Título: Na mira da ONU
Autor: Tranches, Renata
Fonte: Correio Braziliense, 24/02/2012, Mundo, p. 16

As Nações Unidas poderão responsabilizar diretamente autoridades sírias por abusos de direitos humanos cometidos desde o início do levante contra o regime de Bashar Al-Assad, em março de 2011. A Comissão Internacional Independente de Investigação sobre a Síria, presidida pelo brasileiro Paulo Sérgio Pinheiro, entregou ontem ao Alto Comissariado da ONU para os Direitos Humanos os nomes de integrantes da cúpula do regime apontados como responsáveis pelos abusos. A lista, mantida em sigilo, também inclui membros de grupos armados opositores e foi anexada a um relatório elaborado nos últimos três meses. O documento foi divulgado na véspera do primeiro encontro do "grupo de amigos da Síria", que se reúne hoje em Túnis. Cerca de 70 nações ocidentais e árabes representadas, entre elas o Brasil, devem pedir um cessar-fogo para fazer chegar ajuda aos feridos em Homs, coração do levante e uma das cidades mais castigadas.

O texto, de 72 páginas, será formalmente apresentado pela comissão ao Conselho dos Direitos Humanos no dia 12, durante sessão que terá início na segunda-feira, em Genebra (Suíça). O conselho decidirá o próximo passo, como explicou Pinheiro ao Correio. Entre as opções está a aprovação de uma resolução contra autoridades do regime. Outra possibilidade é nomear um relator especial para a Síria, medida já aprovada pela maioria na Assembleia-Geral das Nações Unidas, na semana passada. O ex-secretário-geral da ONU Kofi Annan é cotado para a função, mas a designação de um enviado foi rejeitada pela Rússia e pela China, que têm vetado resoluções contra a Síria no Conselho de Segurança. O chanceler russo, Sergei Lavrov, reiterou ontem que Moscou e Pequim se opõem a qualquer interferência externa no país.

Trata-se do segundo relatório apresentado pela comissão e, assim como o primeiro, suas impressões se baseiam em relatos e entrevistas com vítimas ou testemunhas, obtidos por telefone ou pessoalmente entre aqueles que conseguiram deixar a Síria. O grupo independente não foi autorizado a entrar no país. Na avaliação de Pinheiro, entre o primeiro e o segundo documento, a situação se agravou principalmente pelo acirramento dos combates. "Continuam as mesmas práticas de desrespeito aos direitos humanos e, por outro lado, houve uma escalada dos confrontos entre os grupos armados."

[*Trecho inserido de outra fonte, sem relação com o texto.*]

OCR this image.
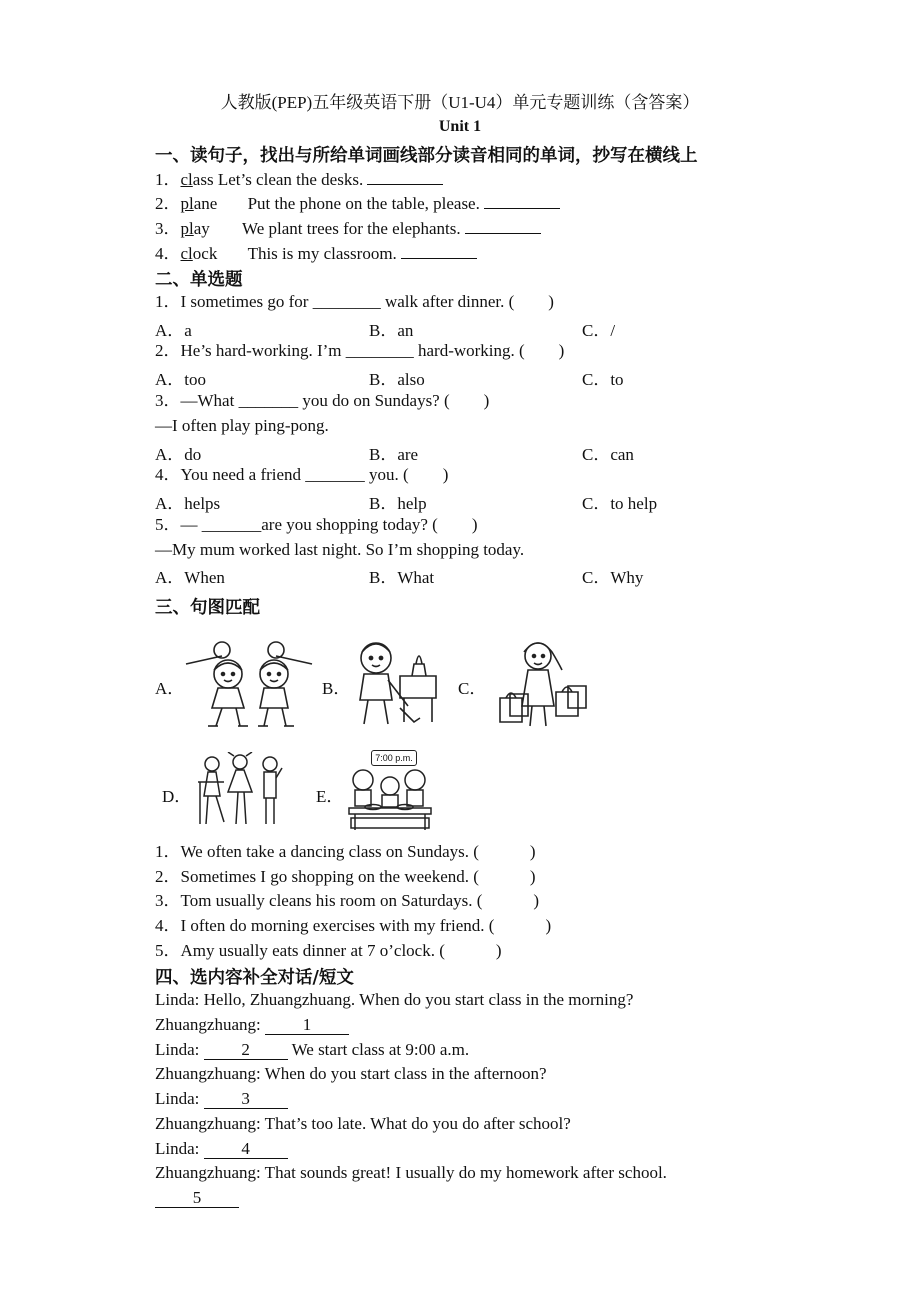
人教版(PEP)五年级英语下册（U1-U4）单元专题训练（含答案）
Unit 1
一、读句子，找出与所给单词画线部分读音相同的单词，抄写在横线上
1．class Let’s clean the desks.
2．plane Put the phone on the table, please.
3．play We plant trees for the elephants.
4．clock This is my classroom.
二、单选题
1．I sometimes go for ________ walk after dinner. (　　)
A．a	B．an	C．/
2．He’s hard-working. I’m ________ hard-working. (　　)
A．too	B．also	C．to
3．—What _______ you do on Sundays? (　　)
—I often play ping-pong.
A．do	B．are	C．can
4．You need a friend _______ you. (　　)
A．helps	B．help	C．to help
5．— _______are you shopping today? (　　)
—My mum worked last night. So I’m shopping today.
A．When	B．What	C．Why
三、句图匹配
A．	B．	C．
D．	E．
7:00 p.m.
1．We often take a dancing class on Sundays. (　　　)
2．Sometimes I go shopping on the weekend. (　　　)
3．Tom usually cleans his room on Saturdays. (　　　)
4．I often do morning exercises with my friend. (　　　)
5．Amy usually eats dinner at 7 o’clock. (　　　)
四、选内容补全对话/短文
Linda: Hello, Zhuangzhuang. When do you start class in the morning?
Zhuangzhuang: 1
Linda: 2 We start class at 9:00 a.m.
Zhuangzhuang: When do you start class in the afternoon?
Linda: 3
Zhuangzhuang: That’s too late. What do you do after school?
Linda: 4
Zhuangzhuang: That sounds great! I usually do my homework after school.
5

O documento menciona que os insurgentes do Exército Livre da Síria, composto por desertores, também cometeram abusos, mas eles "não são comparáveis em escala e organização com os conduzidos pelo Estado". No parágrafo 90 do texto, a comissão, cujo mandato se encerra no fim de março, relata que entrevistou pessoas com conhecimento interno no "planejamento do processo". "Essas pessoas receberam relatos confiáveis de que o comando de Segurança Nacional do Partido Baath (do presidente Assad) foi usado para traduzir as diretrizes em planos estratégicos", afirma o texto. "Com base nesses planos, diretores de agências de segurança repassaram ordens para os escritórios locais. As ordens para as Forças Armadas passaram pela cadeia de comando." O documento conclui que "o Estado não conseguiu responder às legítimas demandas políticas, econômicas e sociais de seu povo e à sua posição na geopolítica de alta complexidade da região".

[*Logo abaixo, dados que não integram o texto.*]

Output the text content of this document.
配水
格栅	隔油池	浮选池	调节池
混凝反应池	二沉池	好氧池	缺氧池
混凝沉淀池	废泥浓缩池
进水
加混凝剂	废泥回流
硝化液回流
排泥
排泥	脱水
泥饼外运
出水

Grupo de amigos Na comunidade internacional, cresce a pressão para que se estabeleça um cessar-fogo diário e um corredor humanitário para o socorro de feridos e para o envio de ajuda a Homs. Representantes de 70 países debaterão essa e outras questões relacionadas à Síria hoje, em Túnis. Espera-se que um ultimato a Assad seja divulgado no fim da reunião. Segundo o Itamaraty, o Brasil será representado no encontro pelo encarregado de negócios da embaixada na Tunísia, Luiz Eduardo Caracciolo Maya Ferreira. No mesmo dia, o ministro das Relações Exteriores, Antonio Aguiar Patriota, se reunirá em Istambul (Turquia) com todos os embaixadores brasileiros no Oriente Médio e no Norte África. A reunião, segundo nota do Itamaraty, será para "avaliação dos recentes desenvolvimentos naquela região".